At least seven US prisoners at Guantanamo Bay say they were transferred to countries known for torture prior to their arrival at the base, according to recently released transcripts from military commission hearings and other court documents. At least three of them allege that they were tortured during interrogations in Jordan, Morocco, and Egypt.
The transcripts represent the first accounts of rendition from prisoners who are still in US custody, and they contradict statements made last year by the Bush administration that all suspects who are ''rendered" to foreign countries are treated in accordance with international laws. In the statements, made during hearings to determine whether the detainees are enemy combatants, some say American forces took them to foreign prisons. Others don't specify who took them abroad, but most say the United States is holding them at Guantanamo based on confessions coerced by foreign interrogators.
Military prosecutors did not challenge the fact that they were sent to other countries, and limited their questioning to whether the detainees were, in fact, tortured, according to the transcripts. As the Pentagon slowly begins to prosecute detainees for terrorism-related offenses, defense lawyers are arguing that those confessions should be thrown out. One of the seven detainees was abruptly released before being charged with terrorism, after his allegations of torture in an Egyptian prison became public.

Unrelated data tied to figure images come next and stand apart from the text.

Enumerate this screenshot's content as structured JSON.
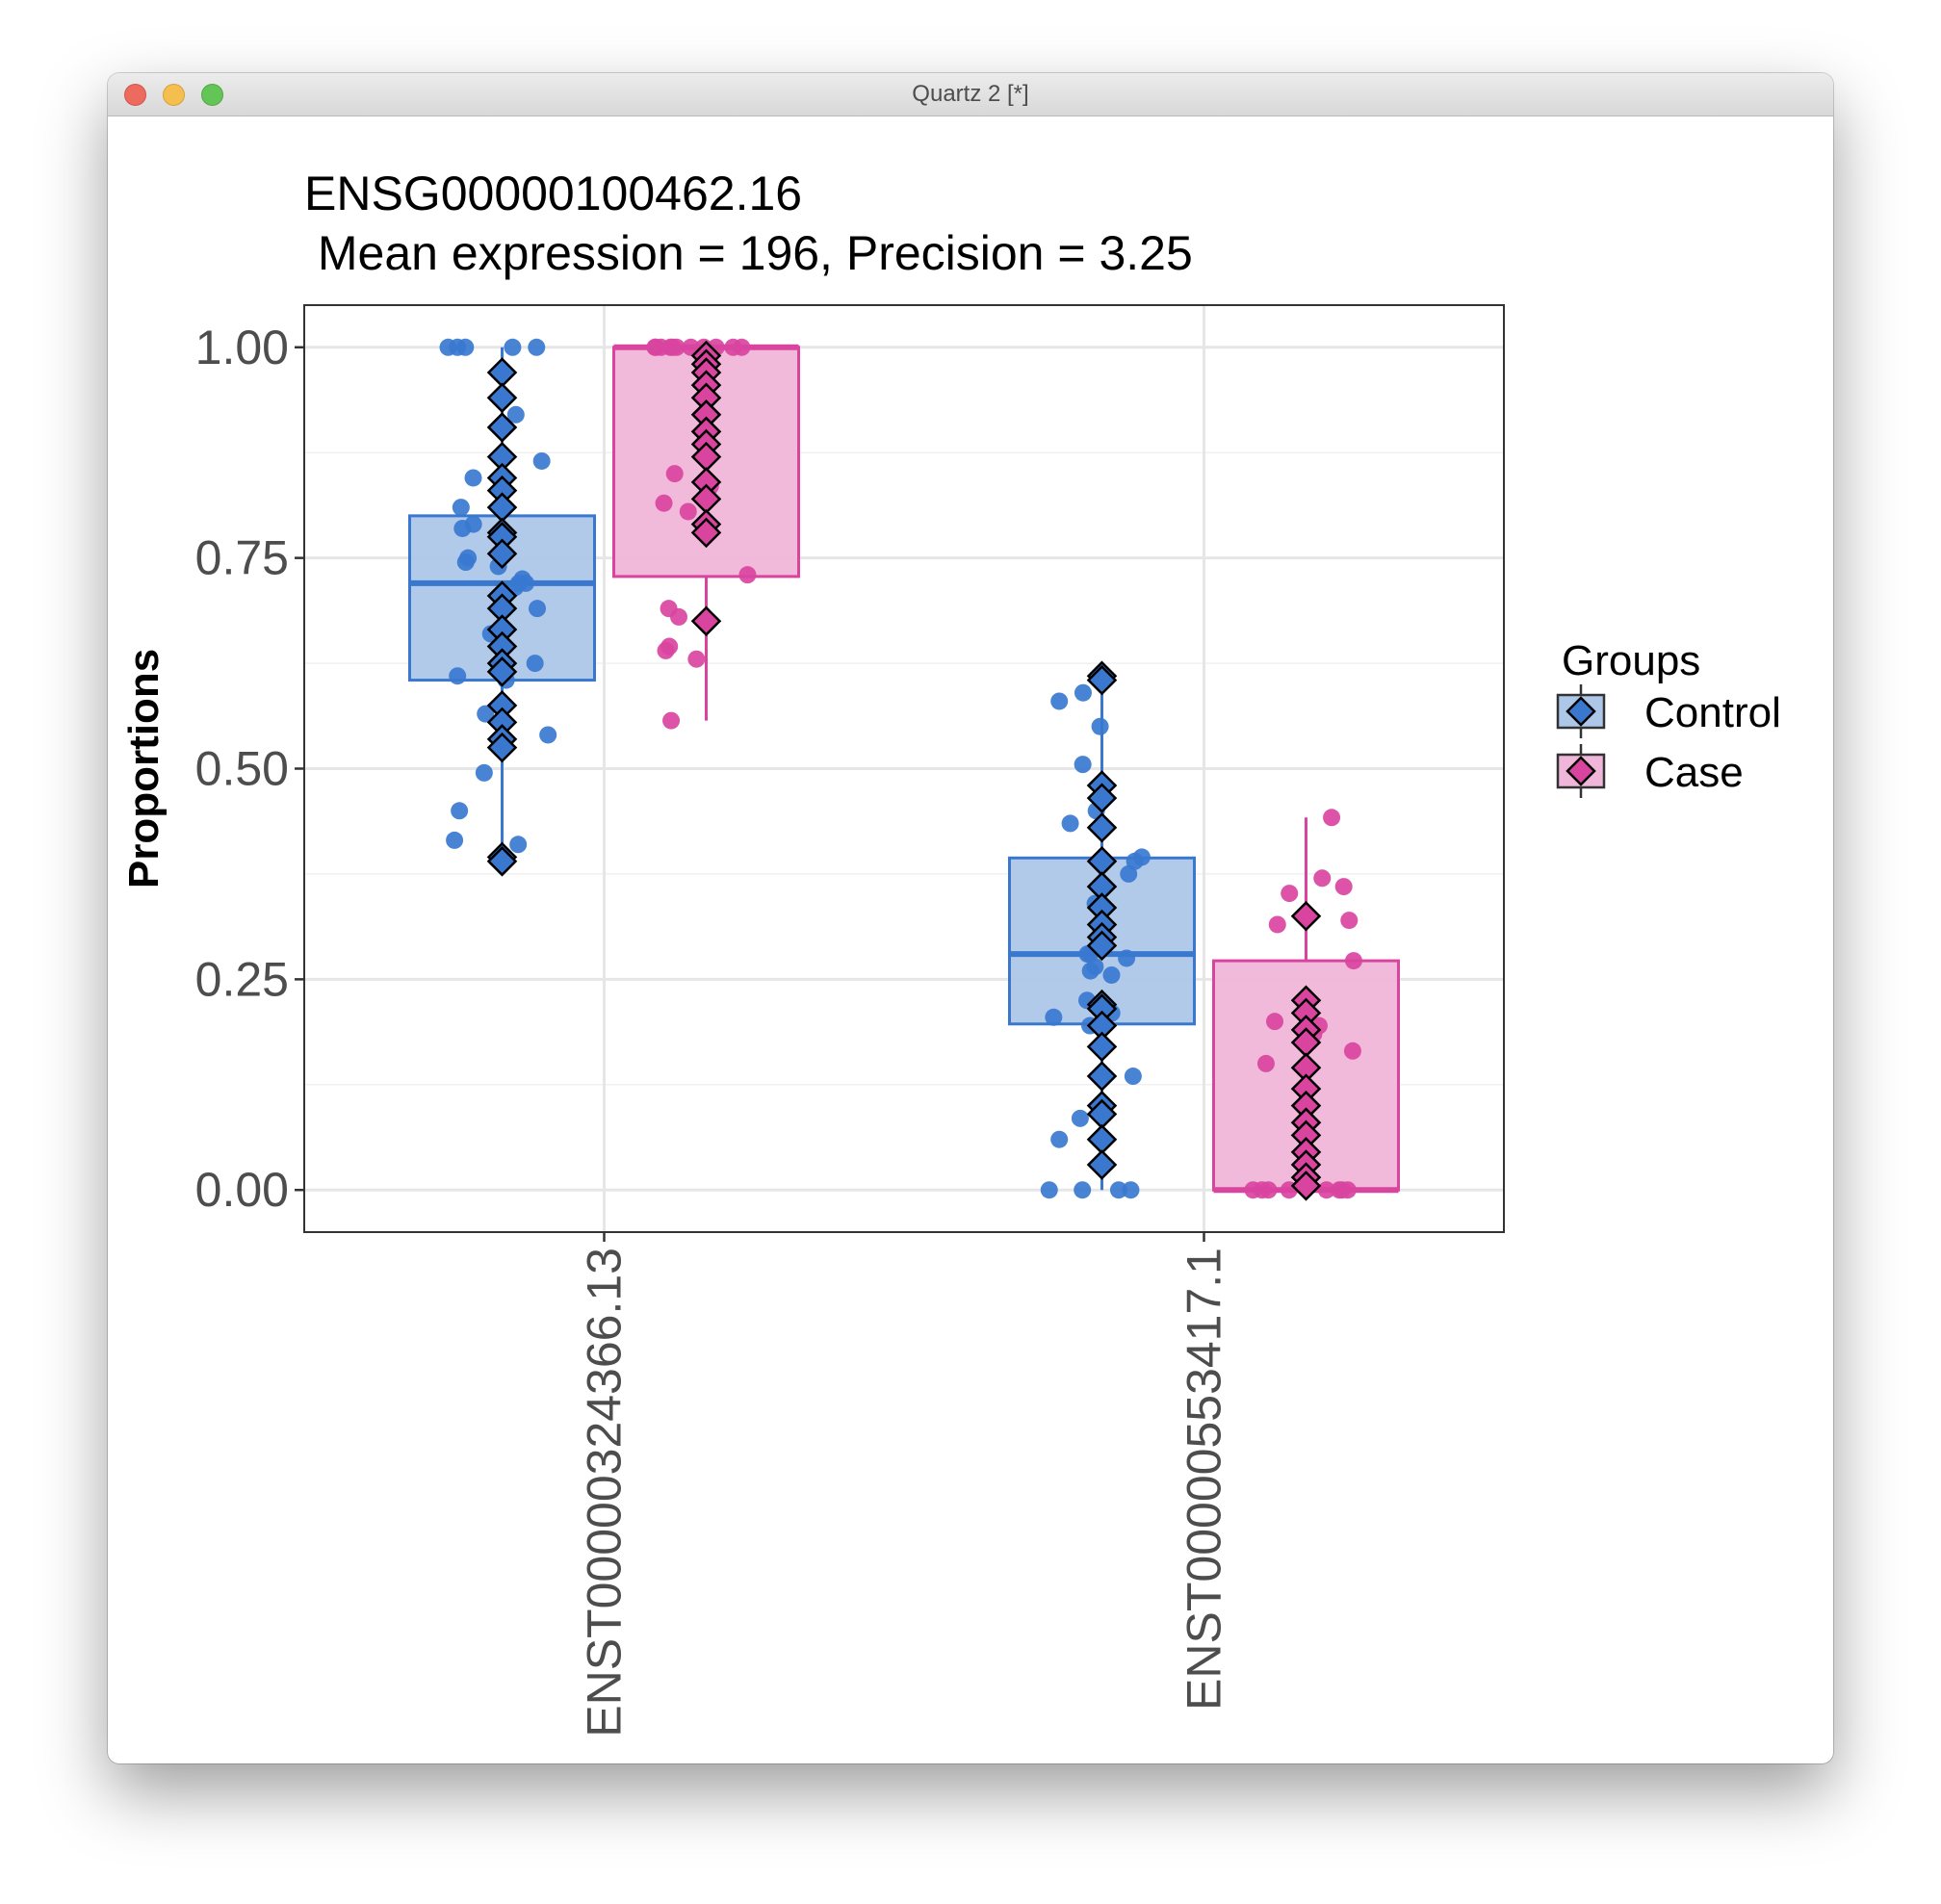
{
  "window": {
    "title": "Quartz 2 [*]",
    "buttons": {
      "close": "close",
      "minimize": "minimize",
      "zoom": "zoom"
    }
  },
  "chart_data": {
    "type": "boxplot",
    "title": "ENSG00000100462.16",
    "subtitle": " Mean expression = 196, Precision = 3.25",
    "xlabel": "",
    "ylabel": "Proportions",
    "ylim": [
      -0.05,
      1.05
    ],
    "yticks": [
      "0.00",
      "0.25",
      "0.50",
      "0.75",
      "1.00"
    ],
    "grid": true,
    "legend": {
      "title": "Groups",
      "position": "right"
    },
    "categories": [
      "ENST00000324366.13",
      "ENST00000553417.1"
    ],
    "series": [
      {
        "name": "Control",
        "color": "#3a78d0",
        "fill": "#adc7e9",
        "boxes": [
          {
            "min": 0.39,
            "q1": 0.605,
            "median": 0.72,
            "q3": 0.8,
            "max": 1.0
          },
          {
            "min": 0.0,
            "q1": 0.197,
            "median": 0.28,
            "q3": 0.394,
            "max": 0.61
          }
        ],
        "points": [
          [
            1.0,
            1.0,
            1.0,
            1.0,
            1.0,
            0.92,
            0.865,
            0.845,
            0.81,
            0.79,
            0.785,
            0.75,
            0.745,
            0.74,
            0.725,
            0.72,
            0.72,
            0.715,
            0.69,
            0.66,
            0.625,
            0.61,
            0.605,
            0.565,
            0.54,
            0.495,
            0.45,
            0.415,
            0.41
          ],
          [
            0.59,
            0.58,
            0.55,
            0.505,
            0.45,
            0.435,
            0.395,
            0.39,
            0.375,
            0.34,
            0.31,
            0.28,
            0.28,
            0.275,
            0.265,
            0.26,
            0.255,
            0.225,
            0.21,
            0.205,
            0.195,
            0.135,
            0.085,
            0.06,
            0.0,
            0.0,
            0.0,
            0.0
          ]
        ],
        "diamonds": [
          [
            0.97,
            0.94,
            0.905,
            0.87,
            0.845,
            0.83,
            0.81,
            0.78,
            0.775,
            0.755,
            0.705,
            0.69,
            0.665,
            0.645,
            0.625,
            0.615,
            0.575,
            0.555,
            0.535,
            0.525,
            0.395,
            0.39
          ],
          [
            0.61,
            0.605,
            0.48,
            0.465,
            0.43,
            0.39,
            0.36,
            0.335,
            0.315,
            0.3,
            0.29,
            0.22,
            0.215,
            0.195,
            0.17,
            0.135,
            0.1,
            0.09,
            0.06,
            0.03
          ]
        ]
      },
      {
        "name": "Case",
        "color": "#d9449f",
        "fill": "#f0b6d9",
        "boxes": [
          {
            "min": 0.557,
            "q1": 0.728,
            "median": 1.0,
            "q3": 1.0,
            "max": 1.0
          },
          {
            "min": 0.0,
            "q1": 0.0,
            "median": 0.0,
            "q3": 0.272,
            "max": 0.442
          }
        ],
        "points": [
          [
            1.0,
            1.0,
            1.0,
            1.0,
            1.0,
            1.0,
            1.0,
            1.0,
            1.0,
            1.0,
            1.0,
            0.85,
            0.835,
            0.815,
            0.805,
            0.73,
            0.69,
            0.68,
            0.645,
            0.64,
            0.63,
            0.557
          ],
          [
            0.442,
            0.37,
            0.36,
            0.352,
            0.32,
            0.315,
            0.272,
            0.2,
            0.195,
            0.185,
            0.165,
            0.15,
            0.0,
            0.0,
            0.0,
            0.0,
            0.0,
            0.0,
            0.0,
            0.0
          ]
        ],
        "diamonds": [
          [
            0.99,
            0.98,
            0.97,
            0.955,
            0.94,
            0.92,
            0.9,
            0.885,
            0.87,
            0.84,
            0.82,
            0.79,
            0.78,
            0.675
          ],
          [
            0.325,
            0.225,
            0.21,
            0.19,
            0.175,
            0.145,
            0.12,
            0.1,
            0.08,
            0.065,
            0.045,
            0.03,
            0.015,
            0.005
          ]
        ]
      }
    ]
  }
}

Another of the seven detainees is on trial for conspiring to set off a nuclear ''dirty bomb" in the United States. But that defendant is arguing that the case against him is built on a confession coerced in Morocco. ''After four years of torture and rendition, you have the wrong person in the stand," Binyam Ahmad Muhammad, an Ethiopian detainee, told a military tribunal earlier this month. Like most of the seven detainees, Muhammad says he was arrested in Pakistan, questioned by Americans, then transferred to a prison abroad, according to his lawyer, Clive Stafford Smith.